西郷について思っているのは、横井小楠路線。横井小楠は、東洋の哲学――つまり儒教ですが、これを極めれば西洋の哲学に勝るとした人です。
西郷は東洋の哲学で政権交代をしようとしました。
幕末、松平春嶽や坂本竜馬とともに大政奉還、ある意味で禅譲路線でいく。江戸城の無血開城でそれを成し遂げるのです。
ところがこの段階で、薩長が権力を独占できると気づいて、最初の段階では王政復古の政府をつくる筈が薩長の官僚の支配する政府が出来上がった。
東洋哲学的な国家をつくる道もあったのに、むしろ西洋化を急いで、西洋の政治の国家を作り上げ、その外側に天皇制という枠組みを置いた。だからその後、日本は西洋と同じ侵略の道を歩む。

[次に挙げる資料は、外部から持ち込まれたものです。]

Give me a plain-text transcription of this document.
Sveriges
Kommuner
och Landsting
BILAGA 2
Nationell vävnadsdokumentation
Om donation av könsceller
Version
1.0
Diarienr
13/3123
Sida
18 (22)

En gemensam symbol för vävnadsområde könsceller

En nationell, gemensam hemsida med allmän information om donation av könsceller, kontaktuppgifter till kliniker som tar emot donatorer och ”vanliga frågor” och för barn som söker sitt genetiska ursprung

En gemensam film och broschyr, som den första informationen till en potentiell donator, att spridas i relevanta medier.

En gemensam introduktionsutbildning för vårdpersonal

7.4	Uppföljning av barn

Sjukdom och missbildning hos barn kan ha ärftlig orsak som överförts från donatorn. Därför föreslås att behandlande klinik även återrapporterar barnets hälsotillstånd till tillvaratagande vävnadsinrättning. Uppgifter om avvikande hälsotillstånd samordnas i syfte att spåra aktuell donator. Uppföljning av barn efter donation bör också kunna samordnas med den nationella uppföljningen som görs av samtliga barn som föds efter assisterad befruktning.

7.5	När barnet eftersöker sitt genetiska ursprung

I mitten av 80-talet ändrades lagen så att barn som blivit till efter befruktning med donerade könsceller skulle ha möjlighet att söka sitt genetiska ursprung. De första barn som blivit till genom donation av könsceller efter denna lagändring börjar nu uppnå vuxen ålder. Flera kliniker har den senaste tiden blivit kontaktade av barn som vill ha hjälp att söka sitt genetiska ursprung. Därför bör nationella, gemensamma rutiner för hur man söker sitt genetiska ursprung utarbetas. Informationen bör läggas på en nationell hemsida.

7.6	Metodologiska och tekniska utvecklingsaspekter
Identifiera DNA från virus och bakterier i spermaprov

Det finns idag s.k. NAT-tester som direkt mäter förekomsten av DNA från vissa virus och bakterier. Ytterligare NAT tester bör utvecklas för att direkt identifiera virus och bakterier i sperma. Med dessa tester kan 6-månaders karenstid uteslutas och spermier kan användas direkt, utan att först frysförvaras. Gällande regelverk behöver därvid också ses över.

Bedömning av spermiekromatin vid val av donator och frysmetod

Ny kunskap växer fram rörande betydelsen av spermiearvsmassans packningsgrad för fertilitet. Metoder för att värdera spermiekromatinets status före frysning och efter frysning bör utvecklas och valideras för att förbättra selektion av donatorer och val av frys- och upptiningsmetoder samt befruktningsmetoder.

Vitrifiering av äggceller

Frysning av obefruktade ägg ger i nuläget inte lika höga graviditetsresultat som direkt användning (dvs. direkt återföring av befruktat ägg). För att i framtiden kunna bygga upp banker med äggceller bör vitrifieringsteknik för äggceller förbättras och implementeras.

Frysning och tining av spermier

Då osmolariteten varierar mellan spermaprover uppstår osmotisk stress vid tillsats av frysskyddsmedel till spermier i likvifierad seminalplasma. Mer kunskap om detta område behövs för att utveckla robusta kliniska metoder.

大政奉還の時期に西郷と橋本佐内の路線が成功すれば、日本のありようはずいぶん異なっていた。現実にはそうならないにしても、その可能性というものを書きたい。私なりの『坂の上の雲』を書いてみたい。司馬さんと違う『坂の上の雲』が書けるのではないかな。
『天駈ける』の中で竜馬暗殺についてこう述べています。
慶喜「大政奉還は春嶽殿の持論であった。それを余に行わせるため、福井藩に出入りしている坂本成る浪人を使ったのだ。坂本が薩長の尊攘派の一味であることも都合がよかったのであろう。余に政権を投げ出させ、一介の大名になったところで、薩長に打たせ、みずから新政府の首領に納まろうという春嶽殿の謀だ」
「まさか」永井尚志は息をのんだ。
「決してさようなことは」
「しかし、その坂本なる者は伏見奉行所から追われているのだろう。そなたの役宅は京都所司代のある一角ではないか。さようなところにお尋ね者の浪人が出入りしておるのを京都見回り組は見過ごしておるのか」
慶喜は当惑した永井を見つめて「その坂本成る浪人は邪魔だな」とつぶやくように言った。
「邪魔とは---」永井は慶喜の意向を測りかねた。
「邪魔とは文字通り、邪魔だということだ」
慶喜はわが意を忖度して竜馬を殺せとほのめかせたのだ。
数年前、友人ら4名と京都にドライブ旅行した。二条城前の京都国際ホテルに宿泊したが、ホテル内に橋本佐内の墓を見つけて、このホテルが福井藩邸の跡地に造られたことを知ったことを懐かしく思い起こしました。